Great Britain

Anthony Bourdain doc 'an act of therapy' for an acute loss

When the filmmaker Morgan Neville began making a documentary on Anthony Bourdain the late chef and globe-trotting television host, one of the first things he did was comb through every song Bourdain had ever referenced. He came up with a playlist 18½ hours long and called it “Tony.”

Neville, the director of the Fred Rogers portrait “Won’t You Be My Neighbor?” and the Oscar-winning “20 Feet From Stardom,” was determined to approach Bourdain through a prism other than his death. Music was only a small part of it. But it was a start in making “Roadrunner: A Film About Anthony Bourdain” a celebration of Bourdain’s life. Not a forensic inquiry. Not a eulogy.

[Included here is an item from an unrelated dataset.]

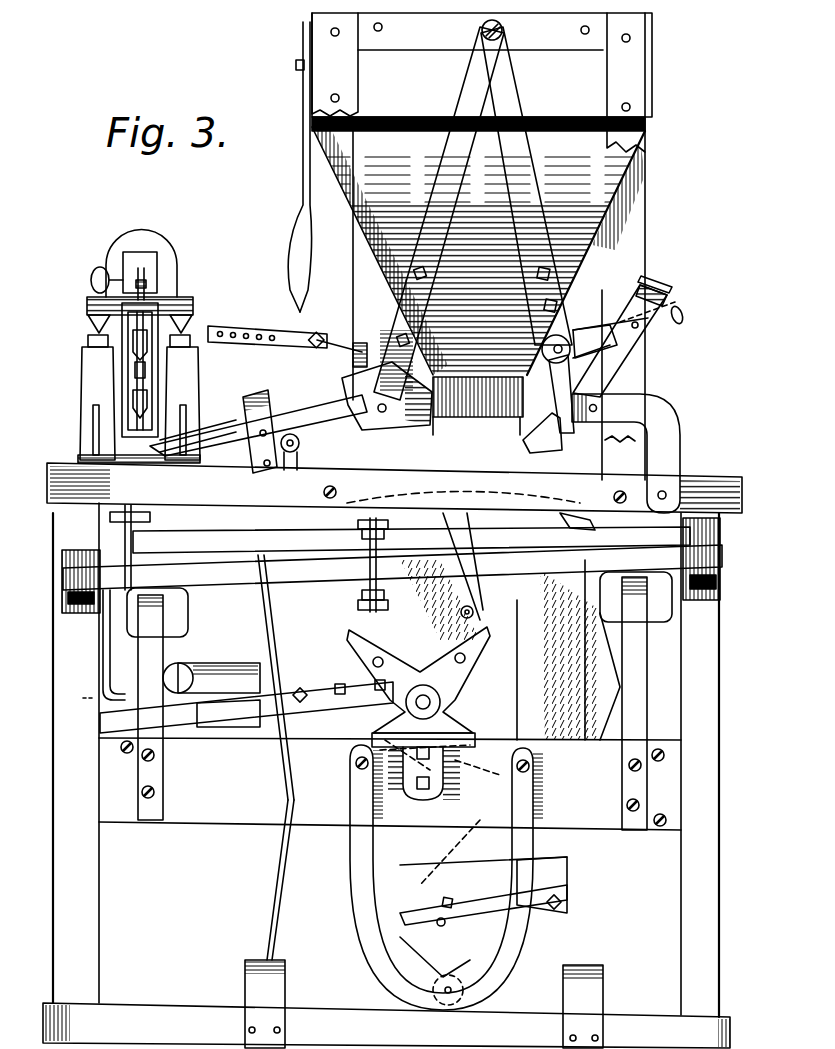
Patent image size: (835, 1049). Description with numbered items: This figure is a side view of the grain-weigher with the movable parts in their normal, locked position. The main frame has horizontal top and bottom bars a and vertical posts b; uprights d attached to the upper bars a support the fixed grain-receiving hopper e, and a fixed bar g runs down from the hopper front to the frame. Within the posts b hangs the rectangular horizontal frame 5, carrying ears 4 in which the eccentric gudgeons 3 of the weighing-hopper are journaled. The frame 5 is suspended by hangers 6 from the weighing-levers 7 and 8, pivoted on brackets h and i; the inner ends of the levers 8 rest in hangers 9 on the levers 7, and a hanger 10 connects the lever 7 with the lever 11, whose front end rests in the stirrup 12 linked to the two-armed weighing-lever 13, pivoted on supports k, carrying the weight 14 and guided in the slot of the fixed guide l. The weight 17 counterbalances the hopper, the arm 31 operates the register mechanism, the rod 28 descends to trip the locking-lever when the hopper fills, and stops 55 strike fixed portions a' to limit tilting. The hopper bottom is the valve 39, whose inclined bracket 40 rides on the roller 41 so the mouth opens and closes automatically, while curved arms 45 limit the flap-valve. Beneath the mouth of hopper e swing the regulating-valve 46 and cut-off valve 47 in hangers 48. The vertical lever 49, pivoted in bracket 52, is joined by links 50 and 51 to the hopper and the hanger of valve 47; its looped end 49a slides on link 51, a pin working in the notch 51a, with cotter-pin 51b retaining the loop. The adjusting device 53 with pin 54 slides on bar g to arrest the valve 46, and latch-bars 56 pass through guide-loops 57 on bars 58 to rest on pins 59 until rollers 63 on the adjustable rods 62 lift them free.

This was the fall of 2019, when Neville began. Bourdain’s death, in June 2018 by suicide, was still fresh. For many, it still is. “Roadrunner” premiered over the weekend at the Tribeca Festival, days after the three-year anniversary of Bourdain’s death. Just the debut of the film’s trailer prompted an outpouring of emotion — and millions of views within days, a rarity for a documentary — showing how many are still grieving Bourdain’s loss.

“I’ve come to think of the film as an act of therapy for the public,” Neville said in an interview. “I think for people who only know Tony as someone they were a fan of, like me, there was just this giant question mark hanging over his life because of his death. How the (expletive) could Tony Bourdain kill himself? That is still something people are grappling with.”

“Roadrunner,” which Focus Features will release in theaters July 16, goes about answering that question by filling in a fuller portrait of Bourdain. It gives new insight and context to Bourdain’s end by following the arc of his life — or, more specially, his second life. After years of working as a chef in New York Bourdain’s book “Kitchen Confidential” catapulted him to fame in middle age. In “Parts Unknown” and other far-flung travel shows that feasted on not just indigenous foods but a wide spectrum of culture, history and shared passions, Bourdain became an unlikely, and unusually authentic, television icon.

When Bourdain was found dead at 61 in his hotel room in Strasbourg, France, it was shocking because few seemed so full of hunger for life, or a greater appreciator of all that’s worth savoring. Neville spent the first months on the film not even dealing with Bourdain’s final chapter. When he did finally turn to it, he found no easy answers.

“The way I came to think of it is: Tony was an ultimate searcher and a seeker,” says Neville. “But if you are really always seeking and always curious, then you can get lost. He had this tattoo that he got late in life that said in Greek ‘I am certain of nothing.’ That sounds very Zen, but it’s also a little sad. If you’re truly certain of nothing and always looking for something, it means you’re leaving everything behind at every moment. I think for Tony, that rootless ultimately disconnected him from the things he should be certain about, like the love of people around him.”

The interviews for the film Neville considers the most difficult he's ever done. Many of those close to Bourdain were talking about his death for the first time.

“There was just this sense of group trauma that people are still dealing with," said Neville. “I don’t think anyone was looking forward to talking to me, frankly. It’s not like: ‘Oh, great!’ They knew it was going to be hard. Several people said it would be the last time they talk about it. I think there was this sense of: Let me say it once, for the record.”

That includes interviews with Bourdain's ex-wife, Ottavia Busia, chef friends Éric Ripert and David Chang, TV producers Lydia Tenaglia and Christopher Collins, and musicians John Lurie and Josh Homme. Homme, of Queens of the Stone Age, recorded a song for the film. There's footage pulled from “Parts Unknown,” revealing outtakes and Bourdain's own Instagram stories, which gave a small window into his turbulent final year. Neville didn't speak with a few key figures from that time, including longtime cinematographer Zach Zamboni, whom Bourdain fired in that dark period, and the Italian filmmaker Asia Argento whose tumultuous two-year relationship with Bourdain has for many loomed over his death.

Neville was more intent on focusing on the choices that Bourdain, himself, made, and the journey that led to his tragic end. To him, a full understanding can only be elusive. But he suspects Bourdain felt increasingly rootless after his split from Busia, that when any semblance of domestic life receded he grew increasingly disconnected from who he was, and what he meant to people — including his daughter. That he was maybe too long on the road.

“When I first sat down with the people close to him — his manager and his production partners — I kind of went on my rant about why he was someone who was a champion for culture and what connects us,” the director says. “And they said, ‘Yeah, that’s true. But he was also an immature 15-year-old boy.’ I thought, OK, that’s interesting. That became the kind of crux of the making of the film — reconciling someone who was both so insightful, but also so blind to some things.”